Religion: An Overview
Although scientific discovery and explanations for our existence have become very popular in the last century, religion still remains a very viable avenue for those seeking answers that science simply cannot provide. Some of the gravest aspects of life, such as death, morality and life’s ultimate purpose, are still better explored by religion than by science. For some of us, there is simply too much emotional investment in religion to justify abandoning it without conclusive proof against it – which has yet to surface. Wherever there is the slightest crack in answers provided by science, religion will be there with a chisel to expose the hole beneath.

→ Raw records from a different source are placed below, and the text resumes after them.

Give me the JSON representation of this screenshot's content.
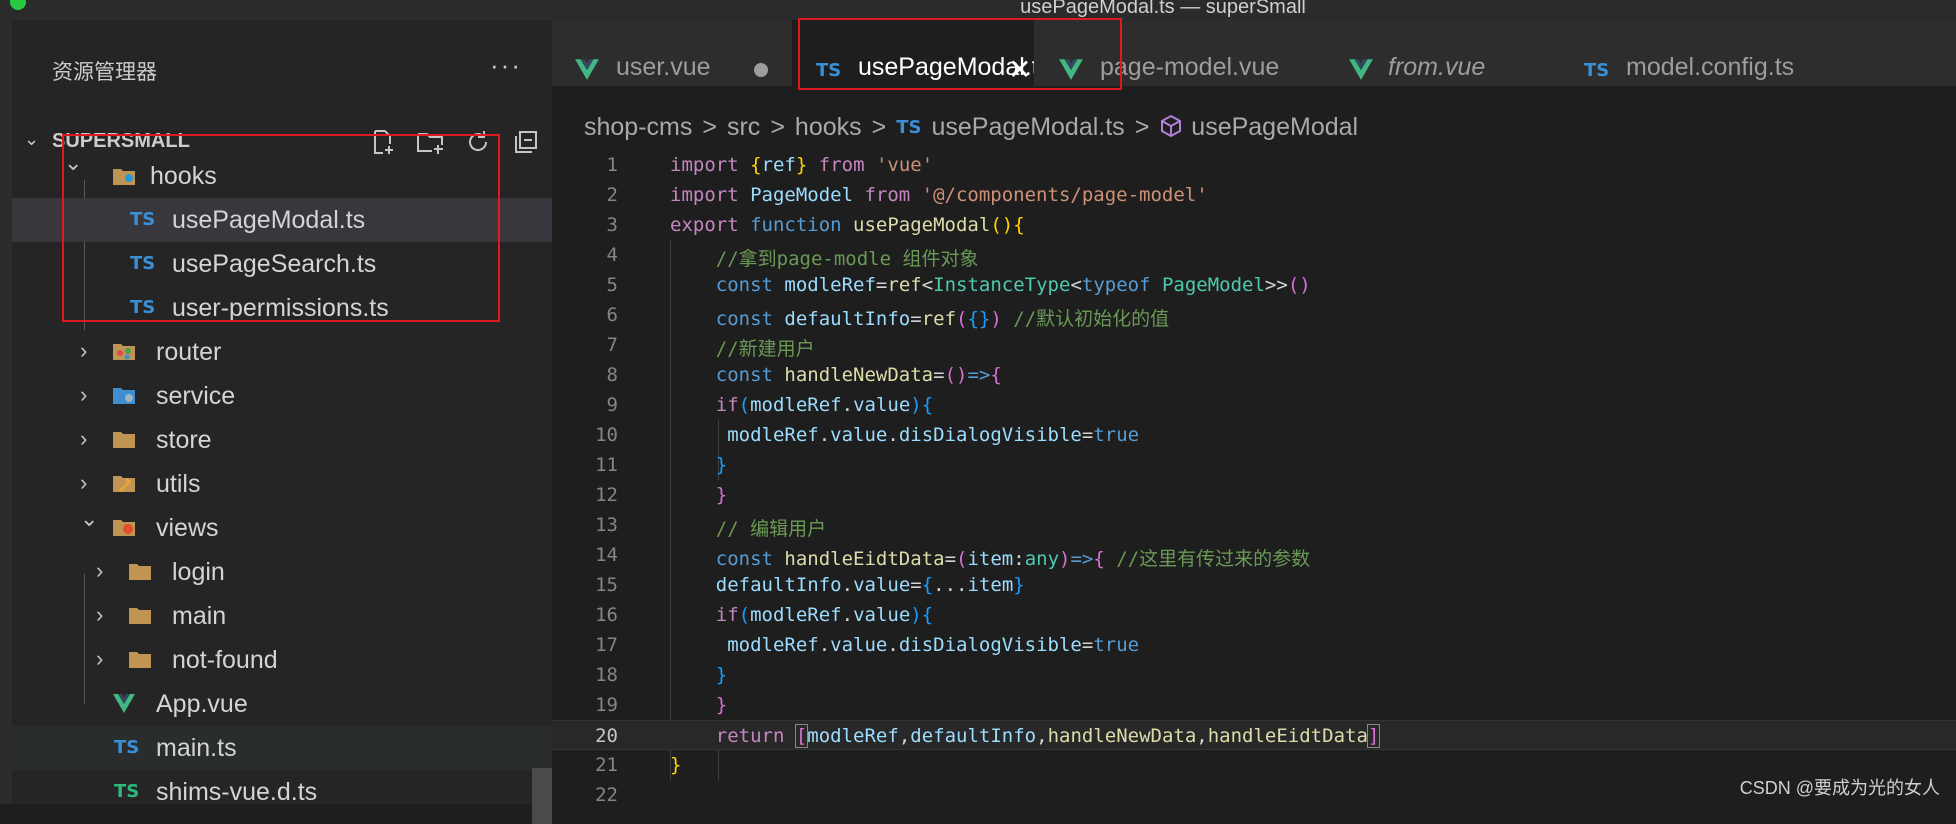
{
  "window": {
    "title": "usePageModal.ts — superSmall"
  },
  "sidebar": {
    "title": "资源管理器",
    "more": "···",
    "root": "SUPERSMALL",
    "items": [
      {
        "label": "hooks",
        "icon": "folder-hooks-icon",
        "expanded": true
      },
      {
        "label": "usePageModal.ts",
        "icon": "TS",
        "selected": true
      },
      {
        "label": "usePageSearch.ts",
        "icon": "TS"
      },
      {
        "label": "user-permissions.ts",
        "icon": "TS"
      },
      {
        "label": "router",
        "icon": "folder-router-icon"
      },
      {
        "label": "service",
        "icon": "folder-service-icon"
      },
      {
        "label": "store",
        "icon": "folder-icon"
      },
      {
        "label": "utils",
        "icon": "folder-utils-icon"
      },
      {
        "label": "views",
        "icon": "folder-views-icon",
        "expanded": true
      },
      {
        "label": "login",
        "icon": "folder-icon"
      },
      {
        "label": "main",
        "icon": "folder-icon"
      },
      {
        "label": "not-found",
        "icon": "folder-icon"
      },
      {
        "label": "App.vue",
        "icon": "vue-icon"
      },
      {
        "label": "main.ts",
        "icon": "TS"
      },
      {
        "label": "shims-vue.d.ts",
        "icon": "TS"
      }
    ]
  },
  "tabs": [
    {
      "label": "user.vue",
      "icon": "vue-icon",
      "modified": true
    },
    {
      "label": "usePageModal.ts",
      "icon": "TS",
      "active": true,
      "close": "✕"
    },
    {
      "label": "page-model.vue",
      "icon": "vue-icon"
    },
    {
      "label": "from.vue",
      "icon": "vue-icon",
      "italic": true
    },
    {
      "label": "model.config.ts",
      "icon": "TS"
    }
  ],
  "breadcrumb": {
    "parts": [
      "shop-cms",
      "src",
      "hooks"
    ],
    "file": "usePageModal.ts",
    "file_icon": "TS",
    "symbol": "usePageModal",
    "sep": ">"
  },
  "editor": {
    "current_line": 20,
    "line_numbers": [
      "1",
      "2",
      "3",
      "4",
      "5",
      "6",
      "7",
      "8",
      "9",
      "10",
      "11",
      "12",
      "13",
      "14",
      "15",
      "16",
      "17",
      "18",
      "19",
      "20",
      "21",
      "22"
    ],
    "lines": [
      "import {ref} from 'vue'",
      "import PageModel from '@/components/page-model'",
      "export function usePageModal(){",
      "    //拿到page-modle 组件对象",
      "    const modleRef=ref<InstanceType<typeof PageModel>>()",
      "    const defaultInfo=ref({}) //默认初始化的值",
      "    //新建用户",
      "    const handleNewData=()=>{",
      "    if(modleRef.value){",
      "     modleRef.value.disDialogVisible=true",
      "    }",
      "    }",
      "    // 编辑用户",
      "    const handleEidtData=(item:any)=>{ //这里有传过来的参数",
      "    defaultInfo.value={...item}",
      "    if(modleRef.value){",
      "     modleRef.value.disDialogVisible=true",
      "    }",
      "    }",
      "    return [modleRef,defaultInfo,handleNewData,handleEidtData]",
      "}",
      ""
    ]
  },
  "watermark": "CSDN @要成为光的女人",
  "colors": {
    "highlight_box": "#e0191f",
    "ts_blue": "#3b8fd6",
    "vue_green": "#41b883"
  }
}
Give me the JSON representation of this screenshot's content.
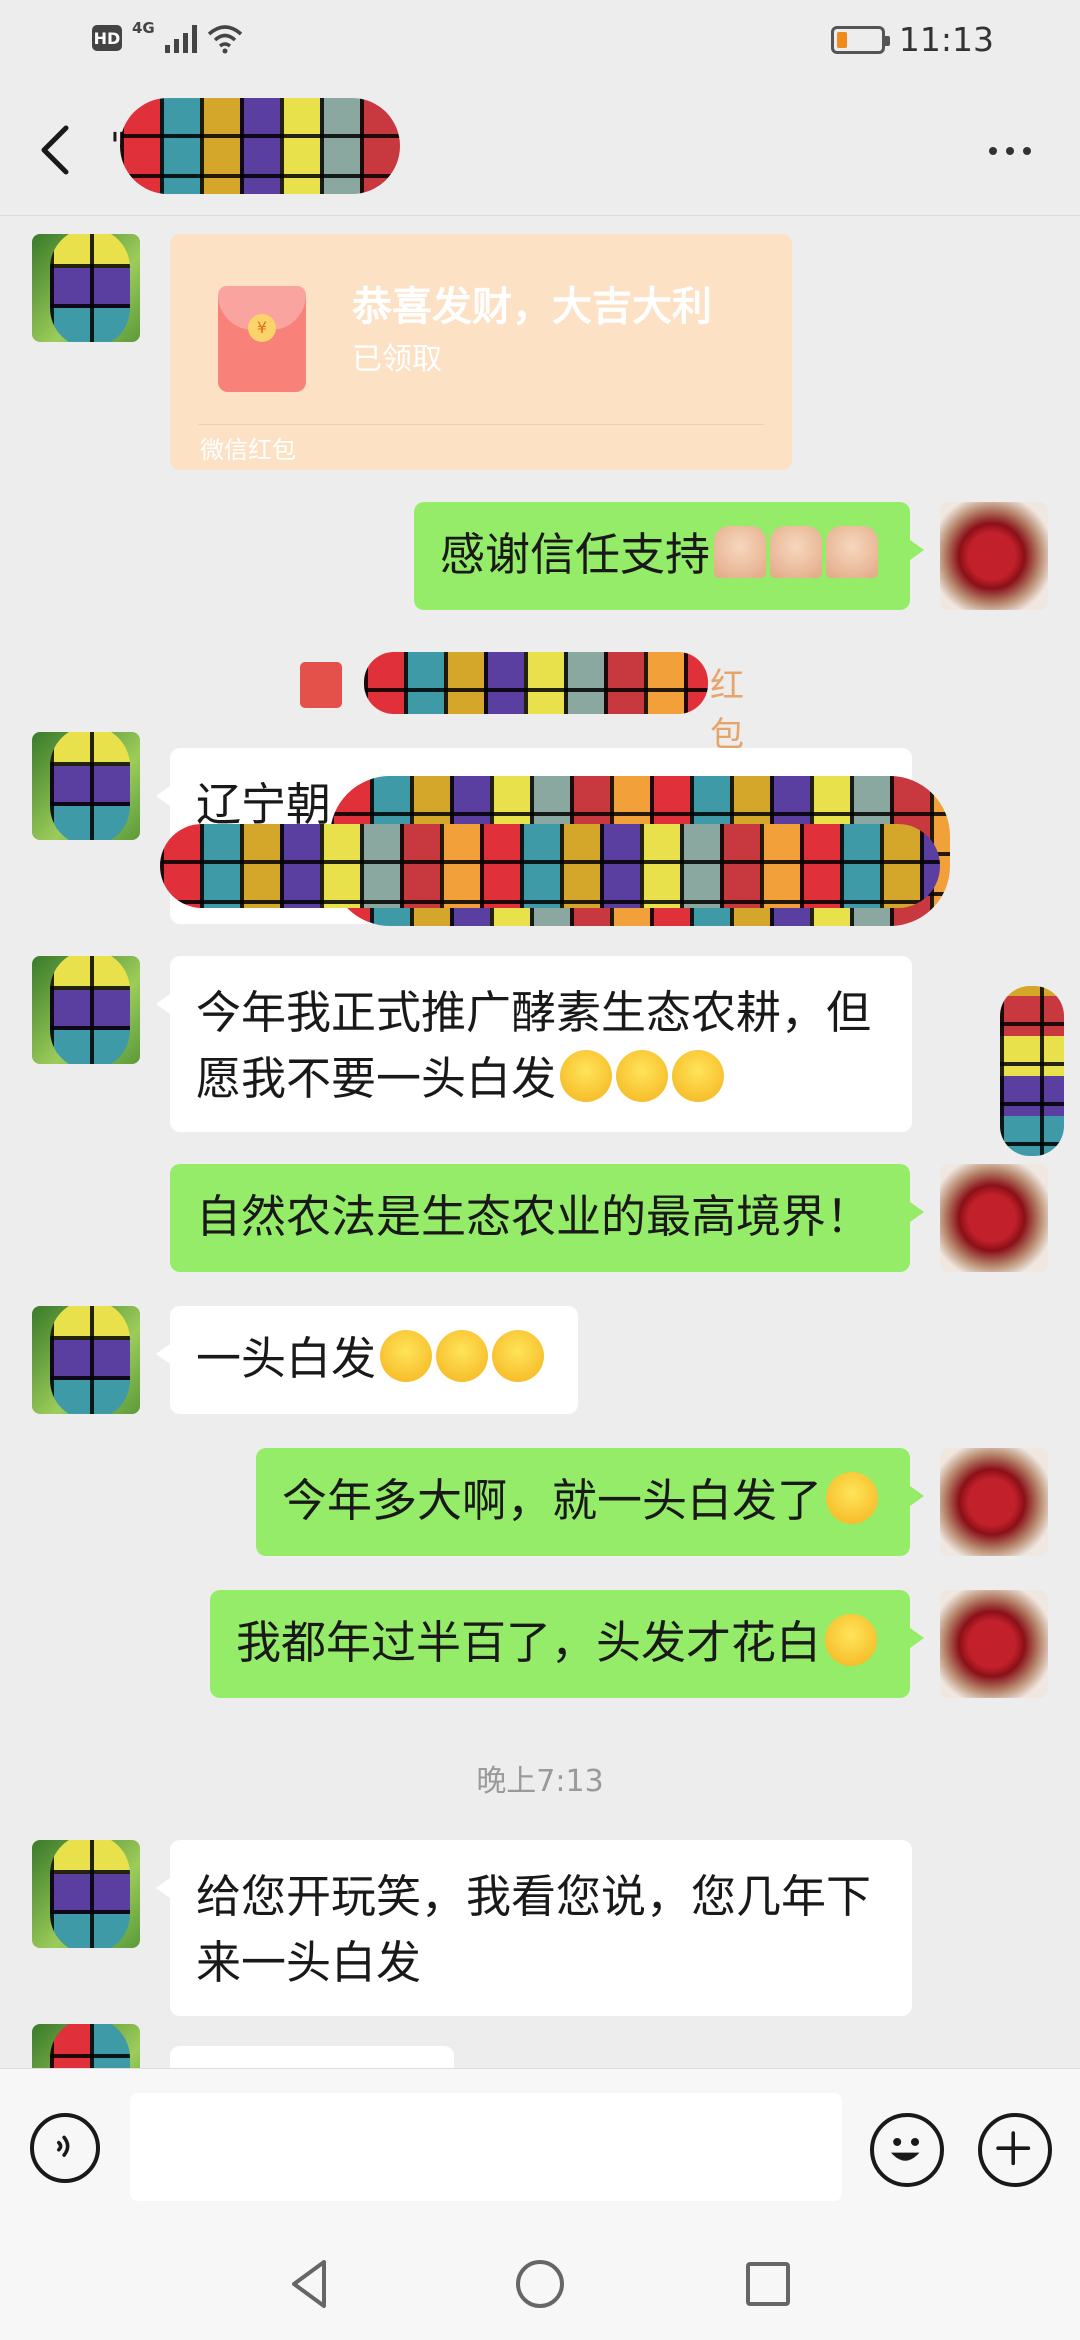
{
  "status_bar": {
    "network": "4G",
    "hd": "HD",
    "time": "11:13",
    "battery_level": 0.2,
    "battery_color": "#f08a1c"
  },
  "header": {
    "title": "\"",
    "back_icon": "chevron-left-icon",
    "more_icon": "more-horizontal-icon"
  },
  "messages": {
    "red_packet": {
      "title": "恭喜发财，大吉大利",
      "status": "已领取",
      "label": "微信红包"
    },
    "m1": "感谢信任支持",
    "system_notice": "红包",
    "m2": "辽宁朝",
    "m3": "今年我正式推广酵素生态农耕，但愿我不要一头白发",
    "m4": "自然农法是生态农业的最高境界！",
    "m5": "一头白发",
    "m6": "今年多大啊，就一头白发了",
    "m7": "我都年过半百了，头发才花白",
    "timestamp": "晚上7:13",
    "m8": "给您开玩笑，我看您说，您几年下来一头白发"
  },
  "input_bar": {
    "value": "",
    "voice_icon": "voice-icon",
    "emoji_icon": "emoji-icon",
    "plus_icon": "plus-icon"
  },
  "colors": {
    "incoming_bubble": "#ffffff",
    "outgoing_bubble": "#95ec69",
    "red_packet_bg": "#fde1c5",
    "background": "#ededed"
  }
}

Many have claimed to have made discoveries that disprove the possibility of the supernatural – in which beliefs in religion have their theoretical roots – but there are always unanswered questions. Religion offers explanations for life’s origins that go far deeper than our empirical abilities can ever take us. With scientific theories on origin, there is always the unexplainable moment just before the beginning, which continues to present itself with each step our inquiry takes into the past. While religion may offer differing explanations for what happened the moment before the big bang, the moment before that, and so on, at least it offers us away to stop the backward time travel at some point. If matter is not eternal, it has a beginning, and only religion is able to take us to the place to imagine that beginning.
There is something else crucial to many of us that religion provides, which is what happens next. What happens after we die? Since science is purely physical, and “rational” thought fuses itself so firmly thereto, it is currently only religion that offers us an real explanation for where our consciousness goes after it leaves the flesh and bone resting atop our shoulders. Science may be able to explain the “what” and “how” of housing that consciousness, but consciousness it is still a difficult subject to fully explain.
If we were to use evolutionary science to support or explain morality, the world would indeed be a frightful place to be human. According to science, we are merely animals behaving according to instinct, with the incentives toward any behavior being survival. There is no objective right or wrong way for the human creature to behave outside of the morality offered by religion. There is a real benefit to our individual survival in doing our part to maintain stable social and civil environments; otherwise our instincts would lead us to violent and narcissistic behavior. Granted, religion has caused much violence and strife, but it could be argued that the perils religion has wrought are still dwarfed by the consequences of a world without it.
Science is unable to offer us any hope or peace, whereas religion at leaves gives our human minds some comfort in believing that there is more to existence that the execution of biological and evolutionary processes. Religion offers personality to our origins, existence and the conclusion thereof. The mind and heart are not comforted knowing that our consciousness merely ceases to exist upon death. Religion gives to humanity that which makes it human.